Delete the data in Elasticsearch index based on a date/timestamp column in that index using python

I have several indexes which has a column named "date" or "timestamp", I want to delete only the data from that index which older than certain days/weeks. I do not want to delete the entire index.

In fact I want to do it from python, if someone is able to suggest me how to do it from kibana also its fine for now.

Thanks in advance :grinning:

Kibana is mostly a tool to view your data, not to modify it, so you can't do this from within let's say Discover. Your best bet here are the "Dev Tools" (https://www.elastic.co/guide/en/kibana/current/console-kibana.html) - those allow you to talk to Elasticsearch REST APIs directly, so it won't be a big jump to do it in dev tools vs Python.

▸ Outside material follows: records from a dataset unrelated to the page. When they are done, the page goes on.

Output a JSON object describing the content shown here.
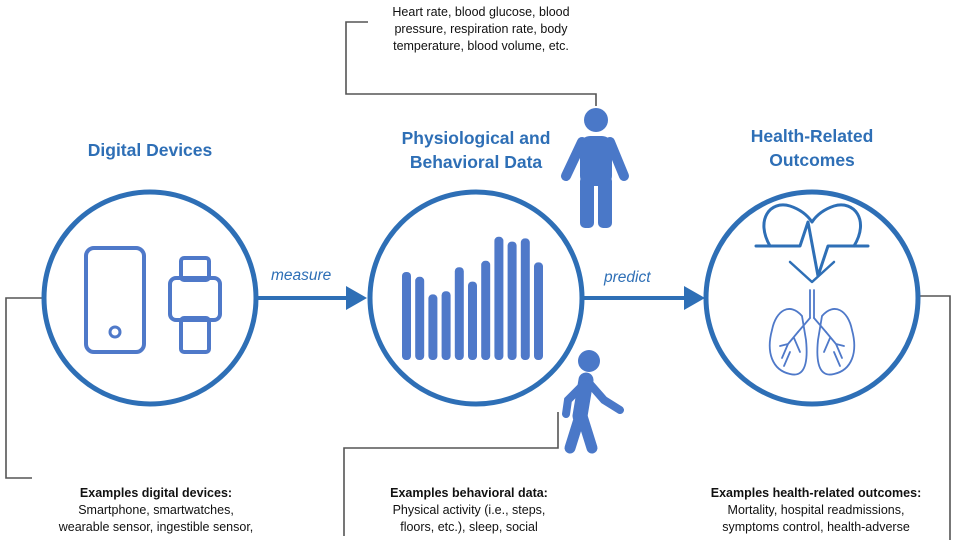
{
  "colors": {
    "accent": "#2e6fb6",
    "accent_light": "#4f79c9",
    "person": "#4a78c8",
    "bracket": "#555555",
    "text": "#111111"
  },
  "nodes": {
    "devices": {
      "title_lines": [
        "Digital Devices"
      ]
    },
    "data": {
      "title_lines": [
        "Physiological and",
        "Behavioral Data"
      ]
    },
    "outcomes": {
      "title_lines": [
        "Health-Related",
        "Outcomes"
      ]
    }
  },
  "edges": {
    "measure": "measure",
    "predict": "predict"
  },
  "examples": {
    "physiological": {
      "lines": [
        "Heart rate, blood glucose, blood",
        "pressure, respiration rate, body",
        "temperature, blood volume, etc."
      ]
    },
    "devices": {
      "title": "Examples digital devices:",
      "lines": [
        "Smartphone, smartwatches,",
        "wearable sensor, ingestible sensor,"
      ]
    },
    "behavioral": {
      "title": "Examples behavioral data:",
      "lines": [
        "Physical activity (i.e., steps,",
        "floors, etc.), sleep, social"
      ]
    },
    "outcomes": {
      "title": "Examples health-related outcomes:",
      "lines": [
        "Mortality, hospital readmissions,",
        "symptoms control, health-adverse"
      ]
    }
  },
  "icons": {
    "devices": [
      "smartphone-icon",
      "smartwatch-icon"
    ],
    "data": [
      "bar-signal-icon",
      "standing-person-icon",
      "walking-person-icon"
    ],
    "outcomes": [
      "heart-pulse-icon",
      "lungs-icon"
    ]
  },
  "bar_signal": [
    0.55,
    0.52,
    0.41,
    0.43,
    0.58,
    0.49,
    0.62,
    0.77,
    0.74,
    0.76,
    0.61
  ]
}
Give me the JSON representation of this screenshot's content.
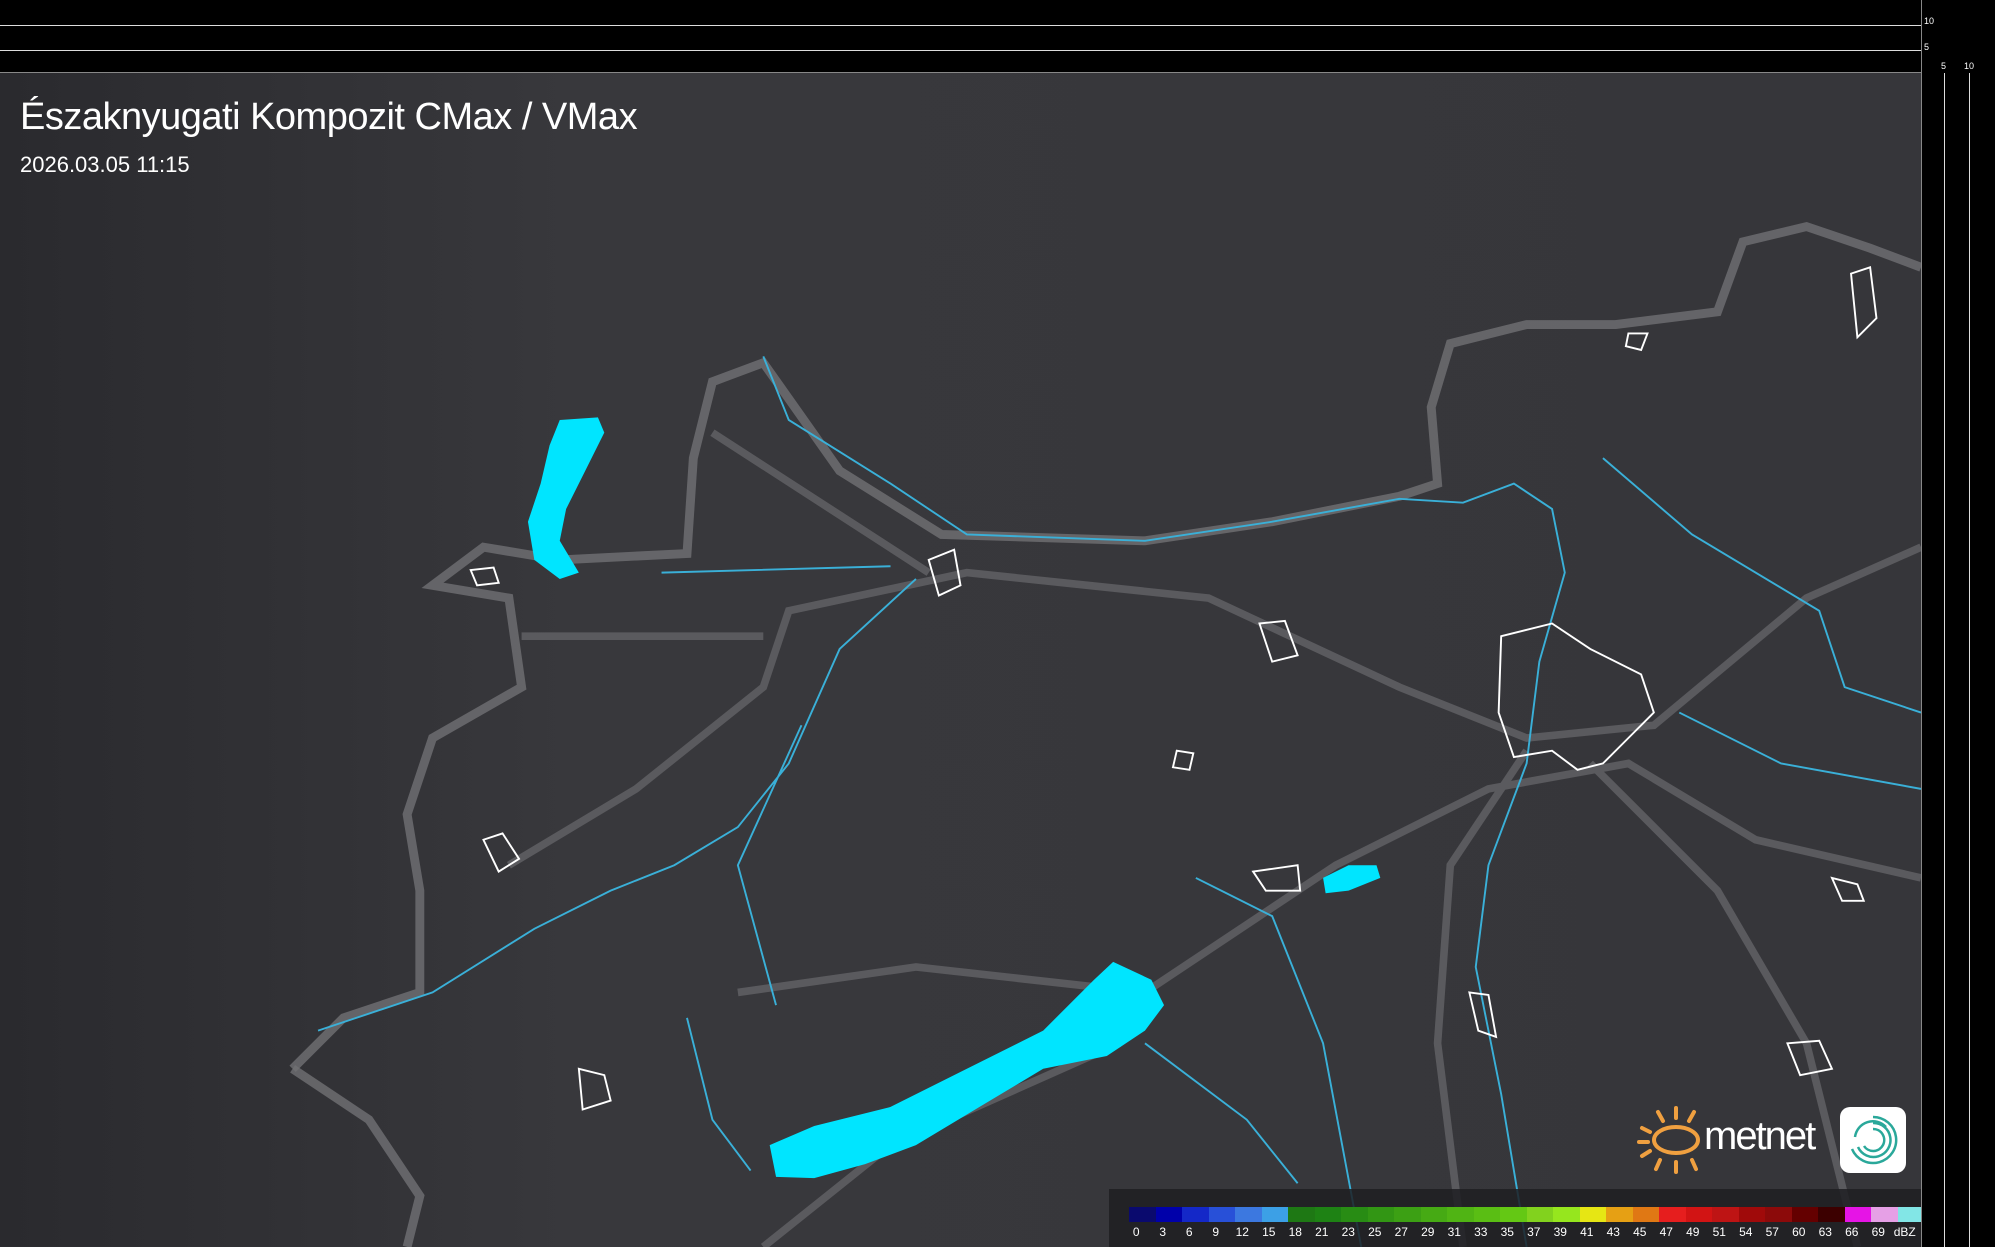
{
  "title": "Északnyugati Kompozit CMax / VMax",
  "timestamp": "2026.03.05 11:15",
  "scale": {
    "left_ticks": [
      "10",
      "5"
    ],
    "bottom_ticks": [
      "5",
      "10"
    ]
  },
  "legend": {
    "unit": "dBZ",
    "labels": [
      "0",
      "3",
      "6",
      "9",
      "12",
      "15",
      "18",
      "21",
      "23",
      "25",
      "27",
      "29",
      "31",
      "33",
      "35",
      "37",
      "39",
      "41",
      "43",
      "45",
      "47",
      "49",
      "51",
      "54",
      "57",
      "60",
      "63",
      "66",
      "69"
    ],
    "colors": [
      "#0a0a6e",
      "#0000aa",
      "#1428c8",
      "#2850d8",
      "#3c78e0",
      "#3ca0e6",
      "#1e7814",
      "#1e8214",
      "#288c14",
      "#329614",
      "#3ca014",
      "#46aa14",
      "#50b414",
      "#5abe14",
      "#64c814",
      "#82d21e",
      "#96e61e",
      "#e6e614",
      "#e6a014",
      "#e07814",
      "#e61e1e",
      "#d21414",
      "#be1414",
      "#a00a0a",
      "#8c0a0a",
      "#640000",
      "#3c0000",
      "#e614e6",
      "#e6a0e6",
      "#82e6e6"
    ]
  },
  "logo": {
    "text": "metnet",
    "sun_color": "#f0a040",
    "badge_color": "#2aa89a"
  },
  "colors": {
    "water": "#00e5ff",
    "river": "#3ab0d8",
    "border": "#707074",
    "terrain": "#36363a"
  }
}
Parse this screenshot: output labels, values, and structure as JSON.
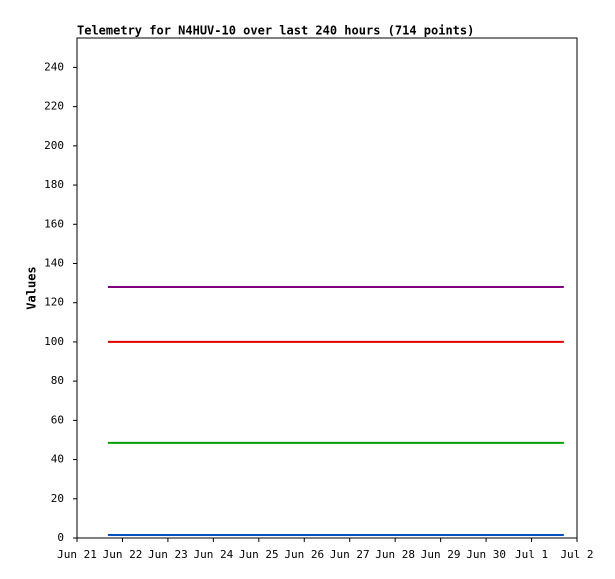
{
  "chart_data": {
    "type": "line",
    "title": "Telemetry for N4HUV-10 over last 240 hours (714 points)",
    "y_label": "Values",
    "xlim": [
      0,
      11
    ],
    "xticks": [
      {
        "value": 0,
        "label": "Jun 21"
      },
      {
        "value": 1,
        "label": "Jun 22"
      },
      {
        "value": 2,
        "label": "Jun 23"
      },
      {
        "value": 3,
        "label": "Jun 24"
      },
      {
        "value": 4,
        "label": "Jun 25"
      },
      {
        "value": 5,
        "label": "Jun 26"
      },
      {
        "value": 6,
        "label": "Jun 27"
      },
      {
        "value": 7,
        "label": "Jun 28"
      },
      {
        "value": 8,
        "label": "Jun 29"
      },
      {
        "value": 9,
        "label": "Jun 30"
      },
      {
        "value": 10,
        "label": "Jul 1"
      },
      {
        "value": 11,
        "label": "Jul 2"
      }
    ],
    "ylim": [
      0,
      255
    ],
    "yticks": [
      0,
      20,
      40,
      60,
      80,
      100,
      120,
      140,
      160,
      180,
      200,
      220,
      240
    ],
    "x": [
      0.68,
      10.71
    ],
    "series": [
      {
        "color": "#800080",
        "values": [
          128,
          128
        ]
      },
      {
        "color": "#e00000",
        "values": [
          100,
          100
        ]
      },
      {
        "color": "#00a000",
        "values": [
          48.5,
          48.5
        ]
      },
      {
        "color": "#0050c0",
        "values": [
          1.5,
          1.5
        ]
      }
    ]
  }
}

To delete only certain documents, _delete_by_query seems like the right choice: https://www.elastic.co/guide/en/elasticsearch/reference/current/docs-delete-by-query.html

For Python in general it's recommended to use the official python client: https://elasticsearch-py.readthedocs.io/en/7.9.1/

1 Like

We also have a free feature called Index Lifecycle Management which lets you configure your indices to automatically get deleted after a certain time, details here: https://www.elastic.co/guide/en/elasticsearch/reference/current/index-lifecycle-management.html

Specifically, you can set a delete phase that can be met based on the conditions you want.

1 Like

Just to add on another comment, you are far better off using time-based indices rather than deleting data from an index based on a timestamp. It's far more efficient.

1 Like

This served my purpose, just what I needed.
Thank you very much :slightly_smiling_face:

This topic was automatically closed 28 days after the last reply. New replies are no longer allowed.